All of this is happening while that parent is living under excruciatingly stressful and exhausting circumstances, for years on end. It is an unending, lonely, heartbreaking experience. I cannot imagine any loving parent living with someone who is that unstable, and not seeing serious warning signs. And if that loving parent is living with these circumstances, I would bet they sought help at some point, on some level. And I would also bet that our current system only helped at a minimum, or actually made the problems worse for that family. This may sound harsh to say, but we live in a pretty self-absorbed society, where, for the most part, people only really pay attention to the needs of others when those needs affect them or when they can relate to those needs on some personal level. As long as those parents are able to keep the stress and chaos confined within their home, nobody really understands or cares. However, when the problem affects society at large then suddenly something needs to be done. Unfortunately, by then it is way too late. The problem should have been looked at years earlier, when that family first started looking for help.
I do not mean this to take away from the victims in the Connecticut shooting, or any victim of a crime. What occurred was devastating, and should never have happened. It is heartbreaking that so many people are being impacted by one person’s mental illness. We cannot go back and change what has already happened. However, we can try to prevent such tragedies in the future. I doubt changing gun laws or blaming parents will alter anything. But I know looking at the services and supports people with mental illness receive would make a difference.
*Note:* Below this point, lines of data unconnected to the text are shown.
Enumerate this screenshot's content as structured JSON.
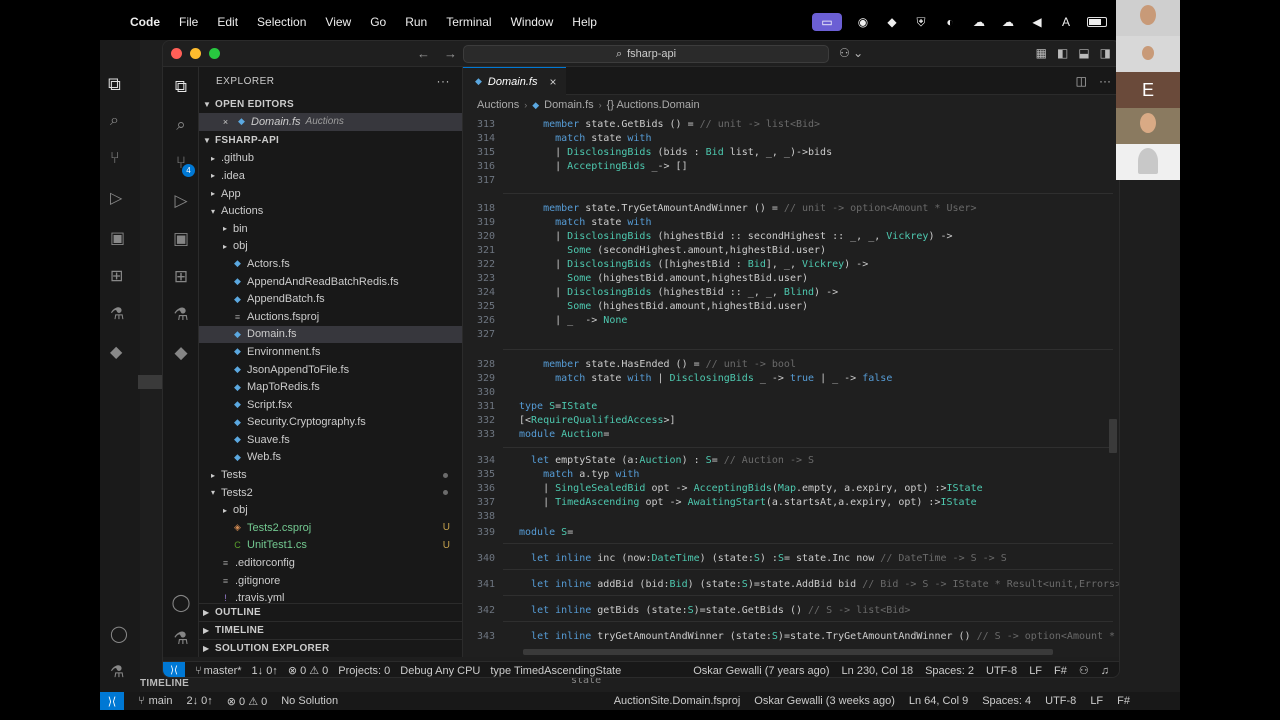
{
  "menubar": {
    "app_name": "Code",
    "items": [
      "File",
      "Edit",
      "Selection",
      "View",
      "Go",
      "Run",
      "Terminal",
      "Window",
      "Help"
    ]
  },
  "window": {
    "search_text": "fsharp-api"
  },
  "explorer": {
    "title": "EXPLORER",
    "open_editors_label": "OPEN EDITORS",
    "open_editor": {
      "name": "Domain.fs",
      "desc": "Auctions"
    },
    "project_label": "FSHARP-API",
    "tree": [
      {
        "name": ".github",
        "type": "folder",
        "level": 1
      },
      {
        "name": ".idea",
        "type": "folder",
        "level": 1
      },
      {
        "name": "App",
        "type": "folder",
        "level": 1
      },
      {
        "name": "Auctions",
        "type": "folder-open",
        "level": 1
      },
      {
        "name": "bin",
        "type": "folder",
        "level": 2
      },
      {
        "name": "obj",
        "type": "folder",
        "level": 2
      },
      {
        "name": "Actors.fs",
        "type": "fs",
        "level": 2
      },
      {
        "name": "AppendAndReadBatchRedis.fs",
        "type": "fs",
        "level": 2
      },
      {
        "name": "AppendBatch.fs",
        "type": "fs",
        "level": 2
      },
      {
        "name": "Auctions.fsproj",
        "type": "proj",
        "level": 2
      },
      {
        "name": "Domain.fs",
        "type": "fs",
        "level": 2,
        "selected": true
      },
      {
        "name": "Environment.fs",
        "type": "fs",
        "level": 2
      },
      {
        "name": "JsonAppendToFile.fs",
        "type": "fs",
        "level": 2
      },
      {
        "name": "MapToRedis.fs",
        "type": "fs",
        "level": 2
      },
      {
        "name": "Script.fsx",
        "type": "fs",
        "level": 2
      },
      {
        "name": "Security.Cryptography.fs",
        "type": "fs",
        "level": 2
      },
      {
        "name": "Suave.fs",
        "type": "fs",
        "level": 2
      },
      {
        "name": "Web.fs",
        "type": "fs",
        "level": 2
      },
      {
        "name": "Tests",
        "type": "folder",
        "level": 1,
        "dot": true
      },
      {
        "name": "Tests2",
        "type": "folder-open",
        "level": 1,
        "dot": true
      },
      {
        "name": "obj",
        "type": "folder",
        "level": 2
      },
      {
        "name": "Tests2.csproj",
        "type": "csproj",
        "level": 2,
        "git": "U"
      },
      {
        "name": "UnitTest1.cs",
        "type": "cs",
        "level": 2,
        "git": "U"
      },
      {
        "name": ".editorconfig",
        "type": "config",
        "level": 1
      },
      {
        "name": ".gitignore",
        "type": "config",
        "level": 1
      },
      {
        "name": ".travis.yml",
        "type": "yml",
        "level": 1
      }
    ],
    "outline_label": "OUTLINE",
    "timeline_label": "TIMELINE",
    "solution_label": "SOLUTION EXPLORER"
  },
  "editor": {
    "tab_name": "Domain.fs",
    "breadcrumbs": [
      "Auctions",
      "Domain.fs",
      "{} Auctions.Domain"
    ]
  },
  "code_lines": [
    {
      "n": "313",
      "t": "    member state.GetBids () = // unit -> list<Bid>"
    },
    {
      "n": "314",
      "t": "      match state with"
    },
    {
      "n": "315",
      "t": "      | DisclosingBids (bids : Bid list, _, _)->bids"
    },
    {
      "n": "316",
      "t": "      | AcceptingBids _-> []"
    },
    {
      "n": "317",
      "t": ""
    },
    {
      "n": "318",
      "t": "    member state.TryGetAmountAndWinner () = // unit -> option<Amount * User>"
    },
    {
      "n": "319",
      "t": "      match state with"
    },
    {
      "n": "320",
      "t": "      | DisclosingBids (highestBid :: secondHighest :: _, _, Vickrey) ->"
    },
    {
      "n": "321",
      "t": "        Some (secondHighest.amount,highestBid.user)"
    },
    {
      "n": "322",
      "t": "      | DisclosingBids ([highestBid : Bid], _, Vickrey) ->"
    },
    {
      "n": "323",
      "t": "        Some (highestBid.amount,highestBid.user)"
    },
    {
      "n": "324",
      "t": "      | DisclosingBids (highestBid :: _, _, Blind) ->"
    },
    {
      "n": "325",
      "t": "        Some (highestBid.amount,highestBid.user)"
    },
    {
      "n": "326",
      "t": "      | _  -> None"
    },
    {
      "n": "327",
      "t": ""
    },
    {
      "n": "328",
      "t": "    member state.HasEnded () = // unit -> bool"
    },
    {
      "n": "329",
      "t": "      match state with | DisclosingBids _ -> true | _ -> false"
    },
    {
      "n": "330",
      "t": ""
    },
    {
      "n": "331",
      "t": "type S=IState"
    },
    {
      "n": "332",
      "t": "[<RequireQualifiedAccess>]"
    },
    {
      "n": "333",
      "t": "module Auction="
    },
    {
      "n": "334",
      "t": "  let emptyState (a:Auction) : S= // Auction -> S"
    },
    {
      "n": "335",
      "t": "    match a.typ with"
    },
    {
      "n": "336",
      "t": "    | SingleSealedBid opt -> AcceptingBids(Map.empty, a.expiry, opt) :>IState"
    },
    {
      "n": "337",
      "t": "    | TimedAscending opt -> AwaitingStart(a.startsAt,a.expiry, opt) :>IState"
    },
    {
      "n": "338",
      "t": ""
    },
    {
      "n": "339",
      "t": "module S="
    },
    {
      "n": "340",
      "t": "  let inline inc (now:DateTime) (state:S) :S= state.Inc now // DateTime -> S -> S"
    },
    {
      "n": "341",
      "t": "  let inline addBid (bid:Bid) (state:S)=state.AddBid bid // Bid -> S -> IState * Result<unit,Errors>"
    },
    {
      "n": "342",
      "t": "  let inline getBids (state:S)=state.GetBids () // S -> list<Bid>"
    },
    {
      "n": "343",
      "t": "  let inline tryGetAmountAndWinner (state:S)=state.TryGetAmountAndWinner () // S -> option<Amount * User>"
    }
  ],
  "statusbar": {
    "branch": "master*",
    "sync": "1↓ 0↑",
    "problems": "⊗ 0 ⚠ 0",
    "projects": "Projects: 0",
    "config": "Debug Any CPU",
    "type_info": "type TimedAscendingState",
    "blame": "Oskar Gewalli (7 years ago)",
    "position": "Ln 230, Col 18",
    "spaces": "Spaces: 2",
    "encoding": "UTF-8",
    "eol": "LF",
    "language": "F#"
  },
  "back_status": {
    "branch": "main",
    "sync": "2↓ 0↑",
    "problems": "⊗ 0 ⚠ 0",
    "solution": "No Solution",
    "project": "AuctionSite.Domain.fsproj",
    "blame": "Oskar Gewalli (3 weeks ago)",
    "position": "Ln 64, Col 9",
    "spaces": "Spaces: 4",
    "encoding": "UTF-8",
    "eol": "LF",
    "language": "F#"
  },
  "back_window": {
    "timeline_label": "TIMELINE",
    "state_text": "state"
  },
  "video_participants": [
    {
      "letter": ""
    },
    {
      "letter": ""
    },
    {
      "letter": "E"
    },
    {
      "letter": ""
    },
    {
      "letter": ""
    }
  ]
}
I am certain many crimes and tragedies would be prevented.
So if you are a parent with healthy, happy children, I hope you see what a blessing that is. But look beyond your family to the families around you, look and listen. You may see families that you believe aren’t parenting effectively. You may see families that look like they have it altogether, but really don’t. Some of those families may be begging for some help. Other families are very quiet about their struggle because they are embarrassed or have learned that no one really understands or cares. Be aware that some families are struggling; maybe you can be of some help. Those families deserve our attention and concern. As a society, we need to stop looking at the gun or the parents, and look at the person who is mentally ill. We need to provide help and services to that family, so they never get to the point where they cause such destruction.